Acts 14.5-18; Psalm 113; John 14.21-26
Most of today’s Republic of Turkey was once the Roman Province of Asia Minor (“Little Asia”). Located on the Anatolian (from the Greek word for sunrise) peninsula, bounded on the north by the Black Sea, on the west by the Aegean and on the south by the Mediterranean, this province was one of the wealthiest and most densely-populated parts of the Roman Empire. Christianity spread rapidly here and the first seven ecumenical councils were held in its cities of Nicaea (twice), Constantinople (thrice), Ephesus and Chalcedon.

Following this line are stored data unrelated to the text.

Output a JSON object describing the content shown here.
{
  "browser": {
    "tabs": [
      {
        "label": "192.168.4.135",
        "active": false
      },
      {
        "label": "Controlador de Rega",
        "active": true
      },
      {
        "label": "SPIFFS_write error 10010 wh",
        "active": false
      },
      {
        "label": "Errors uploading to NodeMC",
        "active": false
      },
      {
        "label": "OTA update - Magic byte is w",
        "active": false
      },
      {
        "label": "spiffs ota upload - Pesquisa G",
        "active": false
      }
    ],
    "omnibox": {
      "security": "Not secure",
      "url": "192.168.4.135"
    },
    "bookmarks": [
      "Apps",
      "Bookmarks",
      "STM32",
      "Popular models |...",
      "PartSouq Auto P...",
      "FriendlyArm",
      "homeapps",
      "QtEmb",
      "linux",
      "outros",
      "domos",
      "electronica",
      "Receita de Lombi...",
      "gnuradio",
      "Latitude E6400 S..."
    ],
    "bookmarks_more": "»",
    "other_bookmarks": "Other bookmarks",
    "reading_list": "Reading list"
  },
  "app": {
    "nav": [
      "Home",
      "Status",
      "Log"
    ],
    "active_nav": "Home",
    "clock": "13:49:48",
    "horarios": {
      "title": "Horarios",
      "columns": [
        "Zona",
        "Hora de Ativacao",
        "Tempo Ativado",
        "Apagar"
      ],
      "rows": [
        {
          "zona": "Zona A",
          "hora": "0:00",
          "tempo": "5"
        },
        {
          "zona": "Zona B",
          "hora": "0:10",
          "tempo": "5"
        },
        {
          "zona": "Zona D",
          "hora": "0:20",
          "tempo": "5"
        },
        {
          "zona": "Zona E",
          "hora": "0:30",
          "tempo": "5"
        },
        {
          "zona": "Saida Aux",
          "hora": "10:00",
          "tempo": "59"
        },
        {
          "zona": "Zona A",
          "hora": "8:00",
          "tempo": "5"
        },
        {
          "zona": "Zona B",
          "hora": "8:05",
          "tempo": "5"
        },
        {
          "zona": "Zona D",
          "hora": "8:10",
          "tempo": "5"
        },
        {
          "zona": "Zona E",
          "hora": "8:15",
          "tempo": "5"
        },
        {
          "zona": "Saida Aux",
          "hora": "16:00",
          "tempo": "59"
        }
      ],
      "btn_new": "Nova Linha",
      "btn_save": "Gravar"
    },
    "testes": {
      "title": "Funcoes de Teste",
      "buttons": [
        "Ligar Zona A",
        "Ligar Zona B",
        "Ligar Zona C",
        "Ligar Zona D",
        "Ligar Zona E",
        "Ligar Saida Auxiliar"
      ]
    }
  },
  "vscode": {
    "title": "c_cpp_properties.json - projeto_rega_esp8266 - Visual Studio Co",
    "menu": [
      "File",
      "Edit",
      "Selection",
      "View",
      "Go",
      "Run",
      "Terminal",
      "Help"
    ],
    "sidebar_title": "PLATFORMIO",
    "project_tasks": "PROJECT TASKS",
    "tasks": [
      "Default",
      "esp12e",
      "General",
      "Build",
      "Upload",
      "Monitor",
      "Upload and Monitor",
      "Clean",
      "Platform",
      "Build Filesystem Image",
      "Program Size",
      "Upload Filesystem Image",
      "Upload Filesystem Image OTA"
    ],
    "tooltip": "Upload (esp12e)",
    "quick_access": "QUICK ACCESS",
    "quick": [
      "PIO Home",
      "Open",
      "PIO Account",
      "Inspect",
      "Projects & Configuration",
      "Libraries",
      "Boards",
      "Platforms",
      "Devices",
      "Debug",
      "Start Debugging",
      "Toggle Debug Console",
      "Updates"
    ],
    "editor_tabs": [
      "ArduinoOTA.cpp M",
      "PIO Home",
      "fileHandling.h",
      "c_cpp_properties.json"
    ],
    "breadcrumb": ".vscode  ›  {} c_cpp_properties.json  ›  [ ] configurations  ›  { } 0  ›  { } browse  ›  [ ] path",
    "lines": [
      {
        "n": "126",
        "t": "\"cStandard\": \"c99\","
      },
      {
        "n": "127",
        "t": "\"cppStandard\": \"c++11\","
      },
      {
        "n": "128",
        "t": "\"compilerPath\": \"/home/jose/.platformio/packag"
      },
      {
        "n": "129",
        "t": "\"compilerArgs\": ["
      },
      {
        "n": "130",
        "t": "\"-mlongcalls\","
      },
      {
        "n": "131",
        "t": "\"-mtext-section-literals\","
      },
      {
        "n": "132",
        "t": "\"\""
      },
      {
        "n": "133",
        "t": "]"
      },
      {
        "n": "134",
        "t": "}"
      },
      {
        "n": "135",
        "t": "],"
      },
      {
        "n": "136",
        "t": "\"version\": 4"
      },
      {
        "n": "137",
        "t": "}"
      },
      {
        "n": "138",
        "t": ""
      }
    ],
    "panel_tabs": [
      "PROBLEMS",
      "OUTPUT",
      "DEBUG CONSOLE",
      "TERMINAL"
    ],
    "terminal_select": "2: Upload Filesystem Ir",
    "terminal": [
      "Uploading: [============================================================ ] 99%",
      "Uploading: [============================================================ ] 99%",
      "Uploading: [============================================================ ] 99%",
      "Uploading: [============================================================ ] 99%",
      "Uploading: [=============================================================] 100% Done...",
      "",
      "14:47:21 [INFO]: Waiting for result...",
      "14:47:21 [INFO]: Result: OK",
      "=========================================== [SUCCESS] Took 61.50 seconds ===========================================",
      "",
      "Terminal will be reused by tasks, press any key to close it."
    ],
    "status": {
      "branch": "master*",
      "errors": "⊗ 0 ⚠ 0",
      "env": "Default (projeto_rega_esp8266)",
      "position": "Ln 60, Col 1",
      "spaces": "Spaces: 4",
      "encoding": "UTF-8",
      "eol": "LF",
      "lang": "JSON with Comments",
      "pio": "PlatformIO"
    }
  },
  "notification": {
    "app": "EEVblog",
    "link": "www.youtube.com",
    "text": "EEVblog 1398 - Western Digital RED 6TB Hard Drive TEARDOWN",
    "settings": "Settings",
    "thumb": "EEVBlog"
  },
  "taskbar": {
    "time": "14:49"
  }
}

By the early 20th Century, though, less than a tenth of the Anatolian population were Christians. Virtually all of these were forced out of the area by the 1923 compulsory population exchange between Greece and Turkey.
Paul and Barnabas invited their Lycaonian hearers, in almost the dead centre of Anatolia, to turn from “empty idols” into the embrace of the living God. Today we are more diffident, preferring to find ways to live alongside adherents of other faiths, thinking perhaps that God has revealed himself in Jesus Christ to us alone rather than that he has given us a story to tell to the nations. Yet the Gospel cannot be good news for any if it is not good news for all. God’s life within us is meant to be a kind of virus, infecting all whom we encounter with the blessing of the One Maker of heaven and earth.